Tracking the oil-and-Iran story
As Cryptopolitan earlier reported, Kalshi’s contracts have tracked the oil-and-Iran story since May. Back then, the platform priced a 2026 US recession at roughly 32.5% odds as oil crossed $100 per barrel.
A separate Federal Reserve-affiliated study in early 2026 found Kalshi’s forecasts matched Wall Street and New York Fed survey accuracy across multiple Fed decisions. The platform even beat professional forecasters on headline CPI. That track record makes Wednesday’s 32-point swing worth reading as a signal rather than noise.
Traders repricing from a 56% coin flip to a near-certainty in 48 hours suggests the crowd sees the Strait disruption as durable enough to push through the two-week window before month-end. On July 9, before Wednesday’s strikes, Kalshi traders gave a 75% chance that gas would still be above $3.50 per gallon on Election Day November 3. They also gave 39% odds it would exceed $3.75.

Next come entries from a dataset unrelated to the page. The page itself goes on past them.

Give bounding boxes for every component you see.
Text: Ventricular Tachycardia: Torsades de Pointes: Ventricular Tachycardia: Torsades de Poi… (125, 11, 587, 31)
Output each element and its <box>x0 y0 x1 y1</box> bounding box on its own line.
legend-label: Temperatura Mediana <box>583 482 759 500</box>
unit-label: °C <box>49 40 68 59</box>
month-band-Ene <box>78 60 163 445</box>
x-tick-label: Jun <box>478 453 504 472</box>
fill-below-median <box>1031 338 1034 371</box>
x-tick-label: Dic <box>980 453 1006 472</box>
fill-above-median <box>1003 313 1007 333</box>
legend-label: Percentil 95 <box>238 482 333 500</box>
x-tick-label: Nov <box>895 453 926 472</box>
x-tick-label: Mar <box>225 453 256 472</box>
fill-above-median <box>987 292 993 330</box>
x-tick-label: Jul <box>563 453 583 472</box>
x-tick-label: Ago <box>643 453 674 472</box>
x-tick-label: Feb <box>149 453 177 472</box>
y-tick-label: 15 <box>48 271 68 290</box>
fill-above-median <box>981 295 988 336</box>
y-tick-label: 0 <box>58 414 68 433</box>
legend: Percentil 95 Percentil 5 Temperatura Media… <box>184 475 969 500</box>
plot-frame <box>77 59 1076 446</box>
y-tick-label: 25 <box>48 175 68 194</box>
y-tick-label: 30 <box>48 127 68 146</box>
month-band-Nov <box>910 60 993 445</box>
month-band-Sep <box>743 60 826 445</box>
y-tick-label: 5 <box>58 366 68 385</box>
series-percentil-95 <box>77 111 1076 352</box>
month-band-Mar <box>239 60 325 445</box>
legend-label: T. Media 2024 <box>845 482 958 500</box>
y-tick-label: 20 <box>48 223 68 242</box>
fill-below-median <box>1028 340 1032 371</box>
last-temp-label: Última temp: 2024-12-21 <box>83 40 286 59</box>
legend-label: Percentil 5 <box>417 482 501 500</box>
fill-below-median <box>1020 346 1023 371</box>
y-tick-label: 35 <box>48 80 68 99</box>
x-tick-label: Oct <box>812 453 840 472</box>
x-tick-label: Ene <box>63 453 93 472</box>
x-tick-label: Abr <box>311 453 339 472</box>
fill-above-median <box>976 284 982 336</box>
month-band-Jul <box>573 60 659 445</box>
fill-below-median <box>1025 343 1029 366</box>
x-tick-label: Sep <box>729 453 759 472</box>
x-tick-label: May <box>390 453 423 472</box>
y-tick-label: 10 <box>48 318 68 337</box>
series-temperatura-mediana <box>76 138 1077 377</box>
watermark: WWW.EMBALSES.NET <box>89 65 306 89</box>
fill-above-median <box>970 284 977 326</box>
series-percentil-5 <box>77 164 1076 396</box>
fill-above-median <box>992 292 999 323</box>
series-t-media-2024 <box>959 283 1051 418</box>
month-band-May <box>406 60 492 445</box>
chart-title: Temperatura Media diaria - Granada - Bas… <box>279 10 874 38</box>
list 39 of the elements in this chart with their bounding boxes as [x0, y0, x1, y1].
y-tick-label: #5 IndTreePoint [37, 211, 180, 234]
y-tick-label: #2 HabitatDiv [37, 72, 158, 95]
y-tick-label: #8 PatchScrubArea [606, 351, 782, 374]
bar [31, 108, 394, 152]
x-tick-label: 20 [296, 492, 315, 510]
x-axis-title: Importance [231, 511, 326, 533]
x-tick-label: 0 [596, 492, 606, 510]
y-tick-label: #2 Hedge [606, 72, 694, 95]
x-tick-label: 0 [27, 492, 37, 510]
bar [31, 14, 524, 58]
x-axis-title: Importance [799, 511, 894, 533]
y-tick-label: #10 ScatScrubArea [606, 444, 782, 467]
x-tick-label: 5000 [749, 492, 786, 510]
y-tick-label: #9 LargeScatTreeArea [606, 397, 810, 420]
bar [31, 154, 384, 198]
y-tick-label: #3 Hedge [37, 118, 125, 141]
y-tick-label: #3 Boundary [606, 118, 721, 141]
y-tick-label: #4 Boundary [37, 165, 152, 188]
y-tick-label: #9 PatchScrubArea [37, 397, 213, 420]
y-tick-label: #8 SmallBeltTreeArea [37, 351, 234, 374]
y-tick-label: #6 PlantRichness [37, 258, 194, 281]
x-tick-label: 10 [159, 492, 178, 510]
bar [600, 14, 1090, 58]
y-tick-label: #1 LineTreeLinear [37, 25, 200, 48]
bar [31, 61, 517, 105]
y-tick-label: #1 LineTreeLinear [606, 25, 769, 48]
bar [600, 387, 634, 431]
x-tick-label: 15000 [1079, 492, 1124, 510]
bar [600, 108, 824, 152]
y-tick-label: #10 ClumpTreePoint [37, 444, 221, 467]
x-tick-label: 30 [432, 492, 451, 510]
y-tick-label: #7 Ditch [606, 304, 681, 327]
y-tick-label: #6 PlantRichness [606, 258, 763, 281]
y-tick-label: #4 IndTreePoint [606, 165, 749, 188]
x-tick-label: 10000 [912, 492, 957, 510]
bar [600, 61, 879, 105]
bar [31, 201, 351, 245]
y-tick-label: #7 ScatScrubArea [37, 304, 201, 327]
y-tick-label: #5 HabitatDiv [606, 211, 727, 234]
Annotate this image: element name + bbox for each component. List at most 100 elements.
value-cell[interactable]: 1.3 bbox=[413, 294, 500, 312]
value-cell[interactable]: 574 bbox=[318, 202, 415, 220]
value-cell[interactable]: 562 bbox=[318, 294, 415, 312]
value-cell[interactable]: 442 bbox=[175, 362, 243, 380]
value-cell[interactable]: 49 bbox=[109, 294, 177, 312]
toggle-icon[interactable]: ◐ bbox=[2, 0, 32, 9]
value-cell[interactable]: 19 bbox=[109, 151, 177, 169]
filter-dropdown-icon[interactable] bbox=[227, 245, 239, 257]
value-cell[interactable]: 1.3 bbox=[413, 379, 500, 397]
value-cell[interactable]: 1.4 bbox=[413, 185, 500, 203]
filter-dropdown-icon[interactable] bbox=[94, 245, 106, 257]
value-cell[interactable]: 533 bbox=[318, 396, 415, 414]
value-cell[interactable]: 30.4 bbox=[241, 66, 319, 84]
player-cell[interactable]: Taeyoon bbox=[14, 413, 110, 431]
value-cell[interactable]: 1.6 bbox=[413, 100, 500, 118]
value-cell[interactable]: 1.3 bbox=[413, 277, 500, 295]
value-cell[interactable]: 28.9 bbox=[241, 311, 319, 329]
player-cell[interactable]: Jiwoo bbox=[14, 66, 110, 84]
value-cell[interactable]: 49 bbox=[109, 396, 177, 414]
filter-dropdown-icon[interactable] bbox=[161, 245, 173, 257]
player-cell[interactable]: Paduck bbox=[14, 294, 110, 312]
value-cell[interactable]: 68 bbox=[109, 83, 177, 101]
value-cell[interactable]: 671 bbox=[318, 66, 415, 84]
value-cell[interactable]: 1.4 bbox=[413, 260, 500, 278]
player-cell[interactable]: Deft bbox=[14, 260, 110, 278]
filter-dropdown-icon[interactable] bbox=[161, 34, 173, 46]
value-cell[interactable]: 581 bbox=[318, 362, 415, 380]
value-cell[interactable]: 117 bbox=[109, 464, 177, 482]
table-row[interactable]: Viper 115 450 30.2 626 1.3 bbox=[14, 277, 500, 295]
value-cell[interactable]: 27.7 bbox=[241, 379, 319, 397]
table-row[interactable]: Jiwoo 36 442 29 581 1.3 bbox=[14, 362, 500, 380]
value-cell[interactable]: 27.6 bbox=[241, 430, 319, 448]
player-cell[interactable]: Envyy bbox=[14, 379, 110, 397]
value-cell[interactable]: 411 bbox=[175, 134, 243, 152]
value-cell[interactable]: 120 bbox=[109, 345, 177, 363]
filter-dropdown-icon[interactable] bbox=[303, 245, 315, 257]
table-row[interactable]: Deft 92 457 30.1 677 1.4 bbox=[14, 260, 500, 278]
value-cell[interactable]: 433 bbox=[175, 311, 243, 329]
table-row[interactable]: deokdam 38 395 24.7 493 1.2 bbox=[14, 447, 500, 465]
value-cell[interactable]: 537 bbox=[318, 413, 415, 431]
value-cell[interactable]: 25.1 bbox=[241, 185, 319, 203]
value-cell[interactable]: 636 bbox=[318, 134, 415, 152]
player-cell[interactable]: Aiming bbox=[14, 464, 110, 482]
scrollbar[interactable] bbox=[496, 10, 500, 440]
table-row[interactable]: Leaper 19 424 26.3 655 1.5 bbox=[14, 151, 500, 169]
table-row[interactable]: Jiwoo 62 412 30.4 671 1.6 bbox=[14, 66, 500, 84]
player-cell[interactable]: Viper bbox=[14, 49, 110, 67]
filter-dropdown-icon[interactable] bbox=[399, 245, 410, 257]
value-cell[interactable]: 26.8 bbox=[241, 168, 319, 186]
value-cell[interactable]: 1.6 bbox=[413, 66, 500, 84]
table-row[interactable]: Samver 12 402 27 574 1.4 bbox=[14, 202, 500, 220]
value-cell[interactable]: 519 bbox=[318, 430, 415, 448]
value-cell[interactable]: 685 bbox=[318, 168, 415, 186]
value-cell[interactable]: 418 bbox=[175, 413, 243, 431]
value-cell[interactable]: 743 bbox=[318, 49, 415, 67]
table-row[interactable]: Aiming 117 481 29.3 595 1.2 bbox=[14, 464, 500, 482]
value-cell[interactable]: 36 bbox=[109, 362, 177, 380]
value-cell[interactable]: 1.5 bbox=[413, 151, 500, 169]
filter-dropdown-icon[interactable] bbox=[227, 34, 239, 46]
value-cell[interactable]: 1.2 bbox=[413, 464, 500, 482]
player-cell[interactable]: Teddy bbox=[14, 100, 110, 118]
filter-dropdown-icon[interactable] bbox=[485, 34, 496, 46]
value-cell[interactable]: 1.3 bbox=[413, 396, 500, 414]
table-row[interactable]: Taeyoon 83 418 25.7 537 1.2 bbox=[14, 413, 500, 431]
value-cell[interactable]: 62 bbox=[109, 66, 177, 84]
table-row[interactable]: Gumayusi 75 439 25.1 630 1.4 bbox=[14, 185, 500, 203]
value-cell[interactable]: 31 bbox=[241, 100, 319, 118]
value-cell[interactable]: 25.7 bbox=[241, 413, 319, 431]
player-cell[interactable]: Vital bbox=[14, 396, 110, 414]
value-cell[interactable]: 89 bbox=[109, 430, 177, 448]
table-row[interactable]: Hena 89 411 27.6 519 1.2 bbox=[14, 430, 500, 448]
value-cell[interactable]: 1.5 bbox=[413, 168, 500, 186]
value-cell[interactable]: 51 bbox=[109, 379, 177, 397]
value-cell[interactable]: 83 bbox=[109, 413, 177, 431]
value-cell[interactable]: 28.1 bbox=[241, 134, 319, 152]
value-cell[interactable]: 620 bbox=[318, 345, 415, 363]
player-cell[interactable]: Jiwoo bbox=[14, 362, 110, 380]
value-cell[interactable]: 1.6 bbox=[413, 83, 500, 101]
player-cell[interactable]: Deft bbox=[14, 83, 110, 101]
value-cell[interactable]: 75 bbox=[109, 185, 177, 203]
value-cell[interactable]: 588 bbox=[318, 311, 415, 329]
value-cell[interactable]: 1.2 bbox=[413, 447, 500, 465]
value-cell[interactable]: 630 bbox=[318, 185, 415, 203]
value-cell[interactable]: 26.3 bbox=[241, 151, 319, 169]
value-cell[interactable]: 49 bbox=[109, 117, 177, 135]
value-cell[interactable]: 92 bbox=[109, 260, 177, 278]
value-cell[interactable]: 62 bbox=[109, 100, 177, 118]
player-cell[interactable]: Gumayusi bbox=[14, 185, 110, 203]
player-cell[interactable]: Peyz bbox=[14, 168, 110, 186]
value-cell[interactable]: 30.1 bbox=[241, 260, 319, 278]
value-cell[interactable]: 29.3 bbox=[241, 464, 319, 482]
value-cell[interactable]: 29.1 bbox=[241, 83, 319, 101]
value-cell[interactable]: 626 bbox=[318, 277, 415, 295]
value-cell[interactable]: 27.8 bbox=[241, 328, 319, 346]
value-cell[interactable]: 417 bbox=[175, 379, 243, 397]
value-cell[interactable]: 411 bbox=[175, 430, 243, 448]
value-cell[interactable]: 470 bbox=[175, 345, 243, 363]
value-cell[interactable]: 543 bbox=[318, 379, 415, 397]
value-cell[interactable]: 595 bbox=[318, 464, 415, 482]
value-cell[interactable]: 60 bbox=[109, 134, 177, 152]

Election Day contracts less reactive
Those Election Day contracts have not moved as sharply in response to this week’s escalation. That suggests the crowd expects the near-term supply shock to peak in July and moderate by fall.
Before the US-Iran war began in late February, US gas averaged below $3 per gallon, per AAA. Wednesday’s $3.89 average is roughly 30% above that baseline. The Kalshi crowd’s 88% odds on $4 gas by month-end means the market has effectively priced the war premium as permanent for at least the next two weeks.
If the Strait of Hormuz remains a live target for US strikes past July 31, the same crowd will likely reprice the Election Day contracts higher as well.